Mail.ru has tried to boost its stake in St. Petersburg-based VKontakte to cement its dominance of the Russian social-networking market, people familiar with the matter said in October. Mail.ru gaining control of VKontakte would mean Usmanov has the three largest social-networking services in Russia, each with more users than Facebook has in the country.
Vyacheslav Mirilashvili and Lev Leviev, who provided funds to Durov to start VKontakte, have no plans to sell their combined 48 percent stake, Leviev said in October.
VKontakte was valued at $1.5 billion based on Mail.ru’s purchase of 7.44 percent of the company for $112 million last year. The St. Petersburg-based social networking site shelved a planned initial public offering in May after Facebook shares plunged following its IPO.

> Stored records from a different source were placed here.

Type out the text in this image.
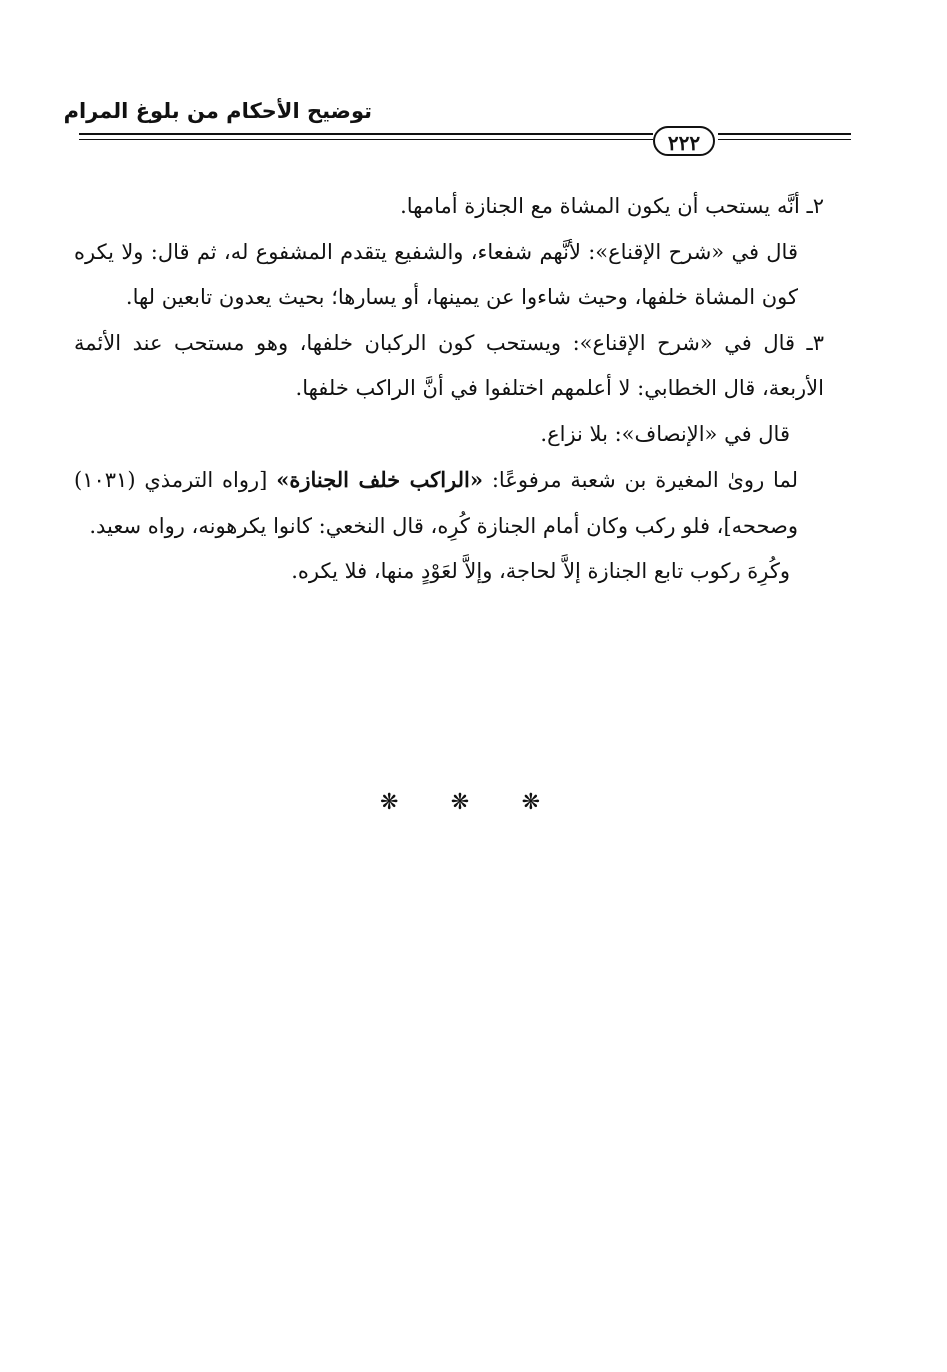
توضيح الأحكام من بلوغ المرام
٢٢٢

٢ـ أنَّه يستحب أن يكون المشاة مع الجنازة أمامها.

قال في «شرح الإقناع»: لأنَّهم شفعاء، والشفيع يتقدم المشفوع له، ثم قال: ولا يكره كون المشاة خلفها، وحيث شاءوا عن يمينها، أو يسارها؛ بحيث يعدون تابعين لها.

٣ـ قال في «شرح الإقناع»: ويستحب كون الركبان خلفها، وهو مستحب عند الأئمة الأربعة، قال الخطابي: لا أعلمهم اختلفوا في أنَّ الراكب خلفها.

قال في «الإنصاف»: بلا نزاع.

لما روىٰ المغيرة بن شعبة مرفوعًا: «الراكب خلف الجنازة» [رواه الترمذي (١٠٣١) وصححه]، فلو ركب وكان أمام الجنازة كُرِه، قال النخعي: كانوا يكرهونه، رواه سعيد.

وكُرِهَ ركوب تابع الجنازة إلاَّ لحاجة، وإلاَّ لعَوْدٍ منها، فلا يكره.

❋ ❋ ❋
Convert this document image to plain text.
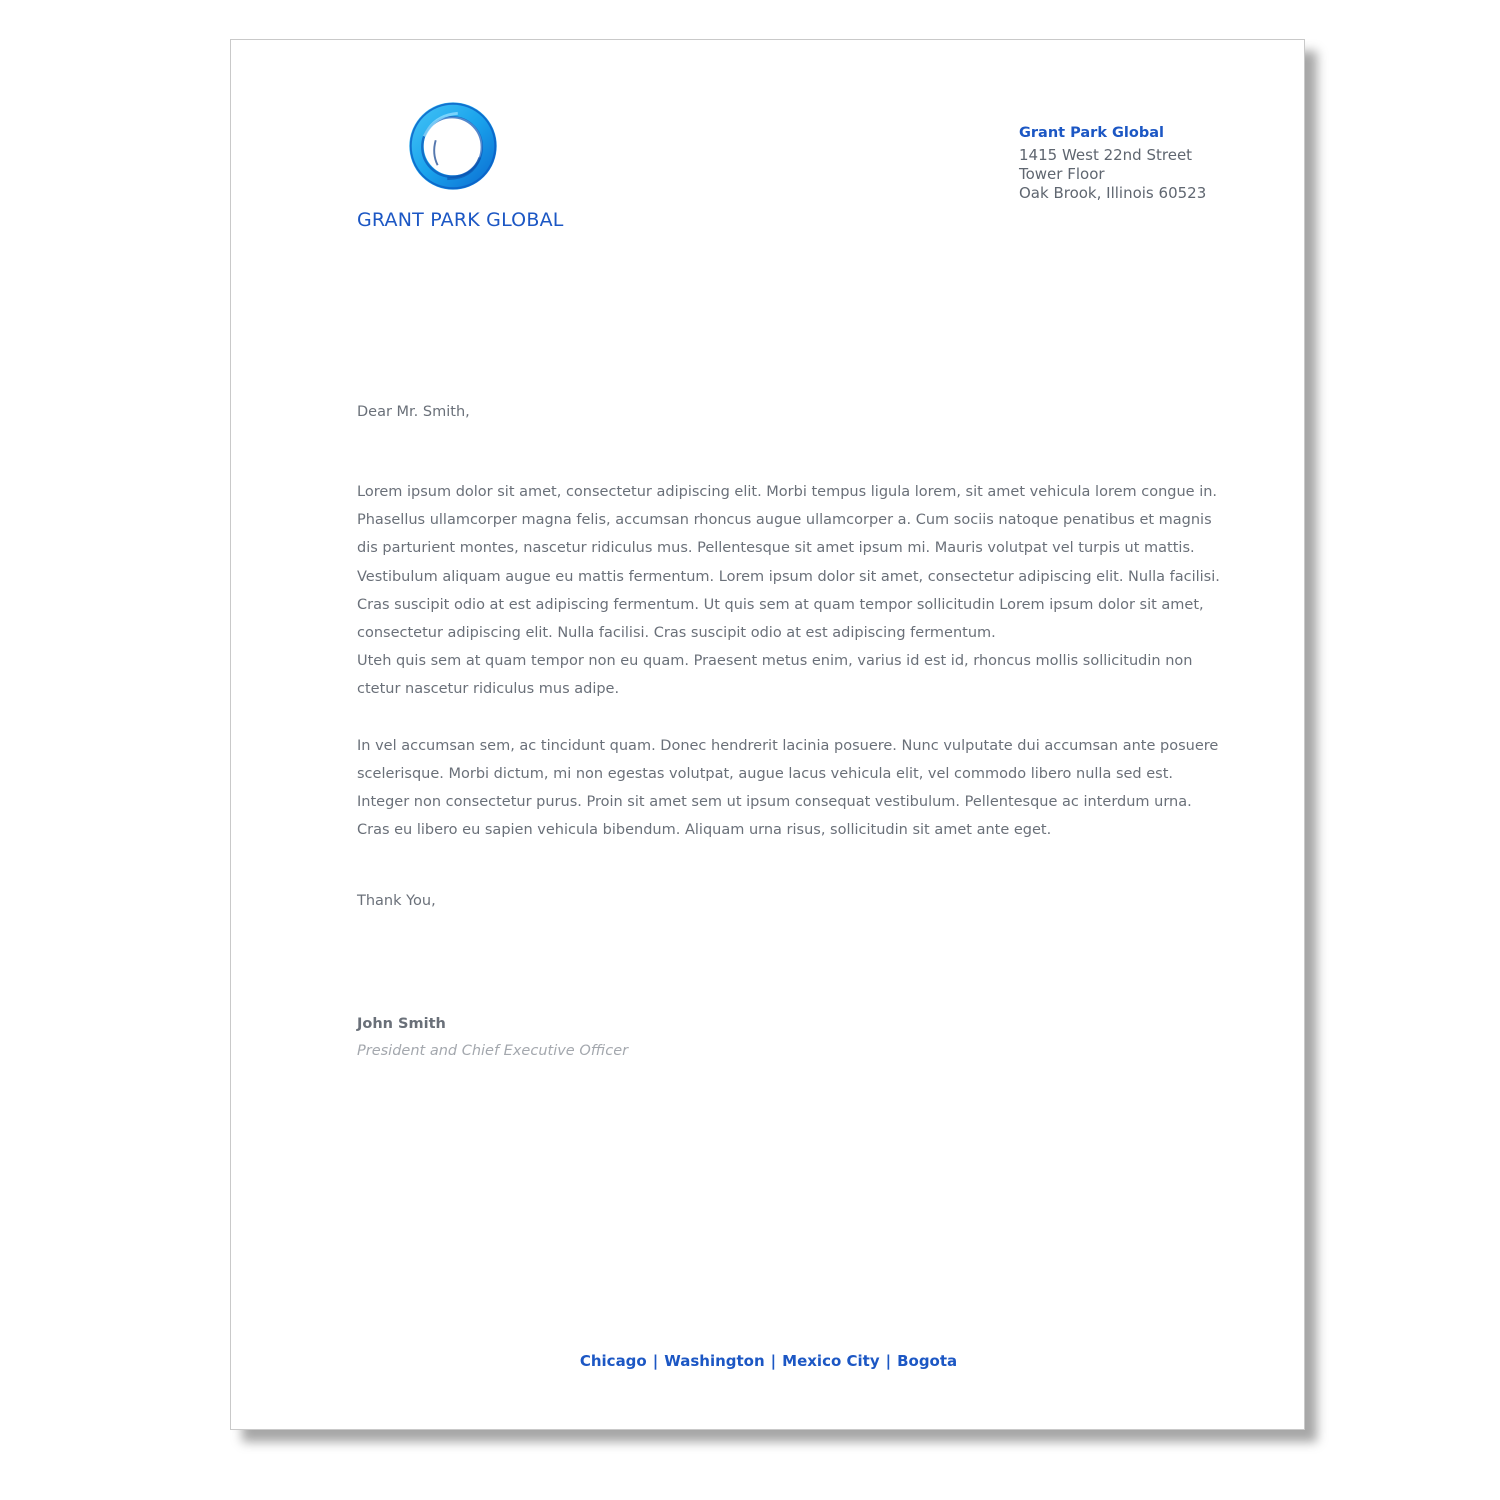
GRANT PARK GLOBAL
Grant Park Global
1415 West 22nd Street
Tower Floor
Oak Brook, Illinois 60523
Dear Mr. Smith,

Lorem ipsum dolor sit amet, consectetur adipiscing elit. Morbi tempus ligula lorem, sit amet vehicula lorem congue in. Phasellus ullamcorper magna felis, accumsan rhoncus augue ullamcorper a. Cum sociis natoque penatibus et magnis dis parturient montes, nascetur ridiculus mus. Pellentesque sit amet ipsum mi. Mauris volutpat vel turpis ut mattis. Vestibulum aliquam augue eu mattis fermentum. Lorem ipsum dolor sit amet, consectetur adipiscing elit. Nulla facilisi. Cras suscipit odio at est adipiscing fermentum. Ut quis sem at quam tempor sollicitudin Lorem ipsum dolor sit amet, consectetur adipiscing elit. Nulla facilisi. Cras suscipit odio at est adipiscing fermentum.

Uteh quis sem at quam tempor non eu quam. Praesent metus enim, varius id est id, rhoncus mollis sollicitudin non ctetur nascetur ridiculus mus adipe.

In vel accumsan sem, ac tincidunt quam. Donec hendrerit lacinia posuere. Nunc vulputate dui accumsan ante posuere scelerisque. Morbi dictum, mi non egestas volutpat, augue lacus vehicula elit, vel commodo libero nulla sed est. Integer non consectetur purus. Proin sit amet sem ut ipsum consequat vestibulum. Pellentesque ac interdum urna. Cras eu libero eu sapien vehicula bibendum. Aliquam urna risus, sollicitudin sit amet ante eget.

Thank You,
John Smith
President and Chief Executive Officer
Chicago | Washington | Mexico City | Bogota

When Usmanov acquired a Facebook stake in 2009, his fund persuaded founder Mark Zuckerberg to sell by giving up its voting rights. Usmanov and Milner bought about 10 percent of Facebook when the company was valued at $6 billion to $10 billion, Usmanov told Russian TV channel Rossiya 24 this year. Usmanov sold about a third of his holdings in Facebook’s May IPO for about $1.4 billion, according to data compiled by Bloomberg.
After additional selling, Usmanov has about a third of his Facebook investment left, and he can’t sell that stake until May because of a lockup restriction, Streshinskiy said.

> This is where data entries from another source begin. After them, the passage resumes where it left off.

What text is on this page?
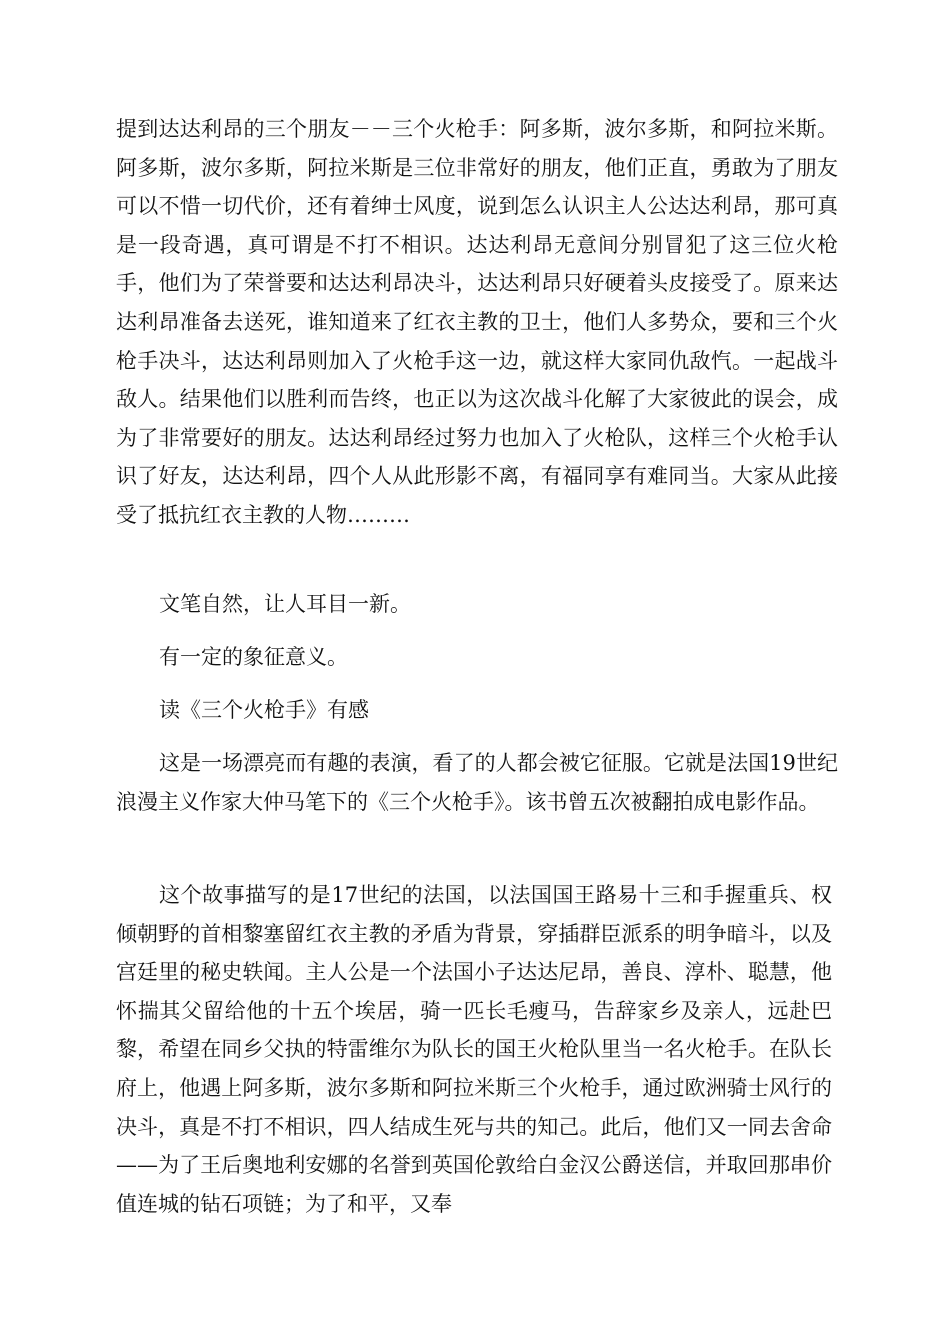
提到达达利昂的三个朋友－－三个火枪手：阿多斯，波尔多斯，和阿拉米斯。阿多斯，波尔多斯，阿拉米斯是三位非常好的朋友，他们正直，勇敢为了朋友可以不惜一切代价，还有着绅士风度，说到怎么认识主人公达达利昂，那可真是一段奇遇，真可谓是不打不相识。达达利昂无意间分别冒犯了这三位火枪手，他们为了荣誉要和达达利昂决斗，达达利昂只好硬着头皮接受了。原来达达利昂准备去送死，谁知道来了红衣主教的卫士，他们人多势众，要和三个火枪手决斗，达达利昂则加入了火枪手这一边，就这样大家同仇敌忾。一起战斗敌人。结果他们以胜利而告终，也正以为这次战斗化解了大家彼此的误会，成为了非常要好的朋友。达达利昂经过努力也加入了火枪队，这样三个火枪手认识了好友，达达利昂，四个人从此形影不离，有福同享有难同当。大家从此接受了抵抗红衣主教的人物………

文笔自然，让人耳目一新。

有一定的象征意义。

读《三个火枪手》有感

这是一场漂亮而有趣的表演，看了的人都会被它征服。它就是法国19世纪浪漫主义作家大仲马笔下的《三个火枪手》。该书曾五次被翻拍成电影作品。

这个故事描写的是17世纪的法国，以法国国王路易十三和手握重兵、权倾朝野的首相黎塞留红衣主教的矛盾为背景，穿插群臣派系的明争暗斗，以及宫廷里的秘史轶闻。主人公是一个法国小子达达尼昂，善良、淳朴、聪慧，他怀揣其父留给他的十五个埃居，骑一匹长毛瘦马，告辞家乡及亲人，远赴巴黎，希望在同乡父执的特雷维尔为队长的国王火枪队里当一名火枪手。在队长府上，他遇上阿多斯，波尔多斯和阿拉米斯三个火枪手，通过欧洲骑士风行的决斗，真是不打不相识，四人结成生死与共的知己。此后，他们又一同去舍命——为了王后奥地利安娜的名誉到英国伦敦给白金汉公爵送信，并取回那串价值连城的钻石项链；为了和平，又奉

Usmanov has been selling his stakes in Groupon Inc. and Zynga Inc. as well. This year, Usmanov also gained control of Russia’s second-largest mobile-phone operator OAO MegaFon, which raised $1.7 billion in an IPO in London last month.
Asked whether Usmanov will sell the remainder of his Facebook stock when the lockup expires, Streshinskiy said, “We’ll see.” The shares have fallen 28 percent since the IPO amid concern that the company isn’t increasing sales from mobile advertising quickly enough.
“They have a brilliant team,” Streshinskiy said. “They can have a bright future.”